- Details
-
Parent Category: Film and the Arts
-
Category: Reviews
-
Published on Sunday, 09 April 2017 15:58
-
Written by Kevin Filipski
Amélie
Music by Daniel Messé, lyrics by Nathan Tysen & Daniel Messé; book by Craig Lucas
Directed by Pam Mackinnon; music staging & choreography by Sam Pinkleton
Opened April 3, 2017
Walter Kerr Theatre, 219 West 48th Street
ameliebroadway.com
|
Savvy Crawford and Phillipa Soo in Amélie (photo: Joan Marcus) |
Despite its renown, I’ve never much cared for the forced whimsy of the 2001 French movie Amélie, which is enervating and tiring in equal measure; only the luminescent Audrey Tautou as the eponymous heroine saves it from its own cloyingness. Likewise, in the labored musical version of Amélie, Phillipa Soo is sweetly unassuming, with an affecting, natural (and unforced) singing voice, but the adaptation even one-ups the original at being annoyingly eccentric.
After her beloved Princess Diana is killed in a car crash in the heart of Paris, Amélie—a shy young woman with a messy upbringing (her mom was killed when a suicidal jumper fell on top of her and her doctor dad misdiagnosed her with a bad heart)—resolves to be a do-gooder, making things right for acquaintances and strangers who need her special dispensations.
When she sees Nino, a strange young man, she stalks him in her inimitable way, and he eventually succumbs to her offbeat charms. The movie, directed with grotesque visual flourishes by Jean-Pierre Jeunet, resorted to close-ups of Tautou’s winsome face whenever it got too eye-rollingly self-absorbed. The musical approximates the movie’s oddball style through David Zinn’s clever sets and Amanda Villalobos’ cartoonish puppets, alongside stridently overwrought acting by the supporting cast, many doubling as Amélie’s friends, co-workers and Parisian neighbors.

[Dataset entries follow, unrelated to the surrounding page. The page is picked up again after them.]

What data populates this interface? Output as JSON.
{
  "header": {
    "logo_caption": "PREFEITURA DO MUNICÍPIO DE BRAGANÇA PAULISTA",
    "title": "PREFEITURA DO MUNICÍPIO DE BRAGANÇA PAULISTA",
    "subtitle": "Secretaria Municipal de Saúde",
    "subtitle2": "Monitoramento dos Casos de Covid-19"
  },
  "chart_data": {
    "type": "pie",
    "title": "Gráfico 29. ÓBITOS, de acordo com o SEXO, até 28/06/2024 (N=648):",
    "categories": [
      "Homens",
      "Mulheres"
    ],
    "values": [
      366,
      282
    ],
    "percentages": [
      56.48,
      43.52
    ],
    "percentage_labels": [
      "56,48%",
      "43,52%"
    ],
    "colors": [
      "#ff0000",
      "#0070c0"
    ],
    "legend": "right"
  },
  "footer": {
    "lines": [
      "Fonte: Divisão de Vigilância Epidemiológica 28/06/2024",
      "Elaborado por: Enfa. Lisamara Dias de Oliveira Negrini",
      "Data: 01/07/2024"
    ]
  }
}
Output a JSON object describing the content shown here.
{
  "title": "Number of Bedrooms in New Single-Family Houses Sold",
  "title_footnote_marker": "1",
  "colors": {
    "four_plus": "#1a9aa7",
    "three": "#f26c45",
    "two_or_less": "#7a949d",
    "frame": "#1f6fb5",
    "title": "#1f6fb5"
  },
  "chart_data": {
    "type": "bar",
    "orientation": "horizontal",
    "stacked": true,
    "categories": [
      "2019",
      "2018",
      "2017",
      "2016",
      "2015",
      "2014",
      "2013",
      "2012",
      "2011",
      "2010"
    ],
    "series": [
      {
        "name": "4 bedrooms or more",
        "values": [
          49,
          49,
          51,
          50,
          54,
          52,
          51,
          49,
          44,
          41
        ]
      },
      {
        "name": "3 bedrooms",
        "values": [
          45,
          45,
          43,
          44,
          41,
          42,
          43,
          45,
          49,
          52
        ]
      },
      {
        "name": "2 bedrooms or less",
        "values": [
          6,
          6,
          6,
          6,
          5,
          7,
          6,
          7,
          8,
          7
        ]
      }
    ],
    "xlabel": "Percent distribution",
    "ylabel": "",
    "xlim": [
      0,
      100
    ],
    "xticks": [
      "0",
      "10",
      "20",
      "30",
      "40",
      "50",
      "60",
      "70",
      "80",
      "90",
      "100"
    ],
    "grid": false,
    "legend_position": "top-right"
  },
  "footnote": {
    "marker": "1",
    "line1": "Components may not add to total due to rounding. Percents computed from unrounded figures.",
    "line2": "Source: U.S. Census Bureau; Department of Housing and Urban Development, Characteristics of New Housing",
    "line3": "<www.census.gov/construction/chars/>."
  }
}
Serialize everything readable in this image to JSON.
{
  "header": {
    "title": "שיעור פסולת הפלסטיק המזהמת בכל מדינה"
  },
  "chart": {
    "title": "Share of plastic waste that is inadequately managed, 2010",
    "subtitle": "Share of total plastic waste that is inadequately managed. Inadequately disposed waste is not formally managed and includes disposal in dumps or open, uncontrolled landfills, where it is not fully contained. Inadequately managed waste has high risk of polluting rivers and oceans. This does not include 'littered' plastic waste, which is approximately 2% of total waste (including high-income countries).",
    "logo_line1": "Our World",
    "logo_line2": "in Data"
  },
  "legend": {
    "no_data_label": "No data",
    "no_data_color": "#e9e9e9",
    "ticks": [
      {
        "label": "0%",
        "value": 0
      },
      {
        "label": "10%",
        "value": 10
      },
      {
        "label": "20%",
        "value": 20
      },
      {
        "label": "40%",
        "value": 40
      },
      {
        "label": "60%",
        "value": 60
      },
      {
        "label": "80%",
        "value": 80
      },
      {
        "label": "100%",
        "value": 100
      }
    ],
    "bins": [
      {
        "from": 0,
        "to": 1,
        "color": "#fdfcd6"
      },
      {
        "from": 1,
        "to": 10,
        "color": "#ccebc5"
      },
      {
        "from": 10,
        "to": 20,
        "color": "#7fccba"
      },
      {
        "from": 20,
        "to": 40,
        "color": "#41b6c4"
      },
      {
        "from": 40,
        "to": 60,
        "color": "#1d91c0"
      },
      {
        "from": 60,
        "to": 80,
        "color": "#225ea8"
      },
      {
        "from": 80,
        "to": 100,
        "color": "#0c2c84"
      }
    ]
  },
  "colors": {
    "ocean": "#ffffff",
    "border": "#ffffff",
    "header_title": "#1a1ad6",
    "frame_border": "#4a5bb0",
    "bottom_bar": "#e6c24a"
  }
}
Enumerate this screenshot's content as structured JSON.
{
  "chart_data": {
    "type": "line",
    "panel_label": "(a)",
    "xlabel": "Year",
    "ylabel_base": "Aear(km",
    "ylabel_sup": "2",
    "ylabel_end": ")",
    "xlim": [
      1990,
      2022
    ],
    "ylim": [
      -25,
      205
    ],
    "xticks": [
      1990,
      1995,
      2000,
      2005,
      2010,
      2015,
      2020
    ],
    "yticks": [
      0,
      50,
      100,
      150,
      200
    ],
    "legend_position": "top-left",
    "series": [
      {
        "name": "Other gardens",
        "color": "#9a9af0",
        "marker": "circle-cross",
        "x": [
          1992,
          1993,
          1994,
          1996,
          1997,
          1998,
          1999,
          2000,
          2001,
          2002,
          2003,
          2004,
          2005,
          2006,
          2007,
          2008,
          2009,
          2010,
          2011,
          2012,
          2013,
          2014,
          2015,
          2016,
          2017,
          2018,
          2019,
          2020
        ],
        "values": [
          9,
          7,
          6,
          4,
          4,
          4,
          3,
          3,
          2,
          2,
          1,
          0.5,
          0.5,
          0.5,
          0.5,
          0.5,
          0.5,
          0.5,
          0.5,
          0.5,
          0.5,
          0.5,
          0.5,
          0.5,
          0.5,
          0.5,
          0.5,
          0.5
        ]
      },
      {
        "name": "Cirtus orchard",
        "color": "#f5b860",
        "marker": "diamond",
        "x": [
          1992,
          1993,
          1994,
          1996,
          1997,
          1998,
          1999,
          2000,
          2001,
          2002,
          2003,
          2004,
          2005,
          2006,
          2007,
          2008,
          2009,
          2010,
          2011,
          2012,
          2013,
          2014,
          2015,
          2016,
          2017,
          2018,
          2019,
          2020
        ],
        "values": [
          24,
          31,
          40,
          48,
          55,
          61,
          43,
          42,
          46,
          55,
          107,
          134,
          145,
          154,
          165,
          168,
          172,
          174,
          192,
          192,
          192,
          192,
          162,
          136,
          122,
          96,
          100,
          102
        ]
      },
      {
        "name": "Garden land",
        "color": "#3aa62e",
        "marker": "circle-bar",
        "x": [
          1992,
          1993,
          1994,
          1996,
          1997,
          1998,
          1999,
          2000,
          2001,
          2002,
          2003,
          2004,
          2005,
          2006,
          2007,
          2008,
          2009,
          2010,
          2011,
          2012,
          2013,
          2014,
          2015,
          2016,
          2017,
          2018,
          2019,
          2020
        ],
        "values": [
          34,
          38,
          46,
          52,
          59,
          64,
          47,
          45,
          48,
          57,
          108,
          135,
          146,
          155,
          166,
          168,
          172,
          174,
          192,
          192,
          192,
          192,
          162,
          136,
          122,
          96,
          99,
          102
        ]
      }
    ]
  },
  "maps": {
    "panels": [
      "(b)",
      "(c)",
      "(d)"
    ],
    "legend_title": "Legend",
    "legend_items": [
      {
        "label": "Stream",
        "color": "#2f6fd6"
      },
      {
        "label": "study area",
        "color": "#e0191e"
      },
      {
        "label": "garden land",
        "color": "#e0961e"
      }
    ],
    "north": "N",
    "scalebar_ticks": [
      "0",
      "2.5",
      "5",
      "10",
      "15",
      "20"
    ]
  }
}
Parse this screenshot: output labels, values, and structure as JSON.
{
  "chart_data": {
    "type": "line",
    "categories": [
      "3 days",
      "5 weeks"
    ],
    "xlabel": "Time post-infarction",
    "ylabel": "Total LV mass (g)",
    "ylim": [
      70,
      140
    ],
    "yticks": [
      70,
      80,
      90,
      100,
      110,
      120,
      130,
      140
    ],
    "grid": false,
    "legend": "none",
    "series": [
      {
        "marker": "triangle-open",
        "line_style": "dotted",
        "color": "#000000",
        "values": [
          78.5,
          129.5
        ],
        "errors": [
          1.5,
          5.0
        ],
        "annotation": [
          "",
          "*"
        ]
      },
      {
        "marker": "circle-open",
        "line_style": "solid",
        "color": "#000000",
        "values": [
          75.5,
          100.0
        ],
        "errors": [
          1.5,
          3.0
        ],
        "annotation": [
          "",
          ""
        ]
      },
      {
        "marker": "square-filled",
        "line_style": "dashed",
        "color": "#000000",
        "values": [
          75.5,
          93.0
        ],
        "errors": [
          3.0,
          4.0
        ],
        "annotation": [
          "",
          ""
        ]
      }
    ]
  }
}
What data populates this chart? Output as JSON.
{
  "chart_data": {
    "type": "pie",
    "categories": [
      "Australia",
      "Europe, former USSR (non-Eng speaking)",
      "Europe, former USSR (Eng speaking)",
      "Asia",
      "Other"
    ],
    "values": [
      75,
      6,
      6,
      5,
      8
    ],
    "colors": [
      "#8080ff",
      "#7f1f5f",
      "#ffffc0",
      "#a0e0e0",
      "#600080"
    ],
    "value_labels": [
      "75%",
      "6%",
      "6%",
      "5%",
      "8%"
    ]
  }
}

Director Pam Mackinnon seems at a loss as to how to navigate such tricky thickets of pseudo-surrealism, and Daniel Messé’s score—with mediocre lyrics by Messé and Nathan Tysen—doesn’t overcome Craig Lucas’s patchy book. Messé’s songs are typical of today’s Broadway, poppy and treacly by turns, with not a single memorable (or hummable) tune in sight.
Moments in Amélie are uncomfortable reminders of other recent musicals, as if there’s a Broadway blueprint that needs to be followed to the letter: when Amélie’s female café coworkers break into sassy song, it’s like we’ve suddenly dropped in on Waitress. And when “Sir Elton John” materializes to sing a duet with Amélie—the tenuous connection is that the real Elton sang “Candle in the Wind” at Di’s funeral—the show stops dead and never really recovers.
As the young Amélie, the aptly-named Savvy Crawford has a scarily impressive stage presence, which somewhat compensates for Adam Chanler-Berat’s dud of a Nino. Again, Phillipa Soo sings beautifully and appears appropriately gamine while effortlessly negotiating the Montmartre set’s stairs. But Amélie the musical is ultimately as shallow as its cinematic forebear.